Le champ magnétique terrestre
D’autres champs sont moins manifestes pour nous, car aucun de nos sens n’y est directement sensible. C’est le cas du champ magnétique terrestre. Celui-ci est lié au mouvement de charges au sein du plasma terrestre. Si nous ne le ressentons pas, sa présence est pourtant bien réelle : elle est mise en évidence par son interaction avec certains objets familiers : le champ magnétique terrestre dévie l’aiguille aimantée d’une boussole et l’oriente suivant l’axe Nord-Sud.
Ces animaux qui ne perdraient jamais le Nord…
Si nous avons besoin de l’"aide externe" qu’est la boussole pour nous orienter à l’aide du champ magnétique terrestre, certaines espèces animales disposeraient de détecteurs sensoriels spécifiques. Les oiseaux et les poissons, entre autres l’utiliseraient pour se repérer lors de leurs migrations en dépit de sa très faible intensité : en moyenne elle est d’environ 50 µT (micro-tesla).
Nuages, foudre et éclairs
Les nuages, dont les gouttelettes d’eau se chargent en électricité statique par frottement avec l’air, créent des champs électriques statiques, orientés verticalement au niveau du sol. Même s’ils peuvent atteindre des valeurs importantes (de l’ordre de 10 à 15 000 volts par mètre), nous y sommes la plupart du temps insensibles. Seuls certains phénomènes trahissent leur présence. C’est le cas des feux de Saint-Elme, ces décharges électriques luminescentes qui apparaissent parfois, par temps orageux au sommet des mats de navire ou sur le piolet des alpinistes (ce qui constitue d’ailleurs pour ces derniers un fort signal de danger).

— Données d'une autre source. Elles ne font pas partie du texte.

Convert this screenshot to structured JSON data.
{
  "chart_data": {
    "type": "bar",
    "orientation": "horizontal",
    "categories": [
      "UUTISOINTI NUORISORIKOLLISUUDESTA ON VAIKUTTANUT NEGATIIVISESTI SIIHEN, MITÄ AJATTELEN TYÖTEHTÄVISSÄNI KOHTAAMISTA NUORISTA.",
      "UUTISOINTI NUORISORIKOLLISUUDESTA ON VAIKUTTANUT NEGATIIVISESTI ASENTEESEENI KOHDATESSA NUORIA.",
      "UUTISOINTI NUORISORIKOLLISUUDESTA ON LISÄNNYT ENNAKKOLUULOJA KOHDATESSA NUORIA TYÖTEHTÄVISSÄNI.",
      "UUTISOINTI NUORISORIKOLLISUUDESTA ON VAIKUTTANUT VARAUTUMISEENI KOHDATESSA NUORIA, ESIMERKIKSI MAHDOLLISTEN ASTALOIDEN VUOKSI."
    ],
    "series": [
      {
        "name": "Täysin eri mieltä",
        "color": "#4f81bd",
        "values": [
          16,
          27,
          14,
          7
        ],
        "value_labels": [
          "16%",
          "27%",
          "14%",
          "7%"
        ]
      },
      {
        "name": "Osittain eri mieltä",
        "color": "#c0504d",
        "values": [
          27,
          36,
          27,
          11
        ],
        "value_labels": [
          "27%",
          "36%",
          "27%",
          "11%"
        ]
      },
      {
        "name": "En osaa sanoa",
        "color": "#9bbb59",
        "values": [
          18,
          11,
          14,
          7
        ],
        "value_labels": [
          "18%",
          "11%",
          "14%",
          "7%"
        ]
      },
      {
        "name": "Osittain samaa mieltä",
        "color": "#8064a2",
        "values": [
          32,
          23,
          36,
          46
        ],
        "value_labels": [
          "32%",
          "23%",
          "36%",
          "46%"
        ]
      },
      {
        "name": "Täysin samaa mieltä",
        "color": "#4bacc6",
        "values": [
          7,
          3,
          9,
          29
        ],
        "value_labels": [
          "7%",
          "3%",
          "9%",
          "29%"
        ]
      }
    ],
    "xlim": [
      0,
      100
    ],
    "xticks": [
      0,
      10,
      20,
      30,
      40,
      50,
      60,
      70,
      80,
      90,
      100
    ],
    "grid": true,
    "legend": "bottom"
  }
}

Il s’agit, en fait, d’une amorce d’arc électrique. Si la charge qu’accumulent les nuages s’intensifie encore, un arc électrique peut se former soit avec le sol, soit entre deux zones nuageuses. Il s’agit de la foudre et des éclairs dits intra-nuageux.
Le rayonnement cosmique
Enfin le rayonnement solaire bombarde en permanence la Terre. Il est lié au déplacement à très grande vitesse de particules électriquement chargées. Leur énergie est suffisante pour arracher des électrons aux atomes de gaz composant l’atmosphère. Cette perte d’électrons, négatifs, induit l’apparition de charges positives dans l’atmosphère. Un champ électrique orienté de haut en bas apparaît alors et sa valeur peut attendre 100 à 150 volts par mètre au sol. Il s’agit de nouveau d’un champ auquel nous sommes parfaitement insensibles.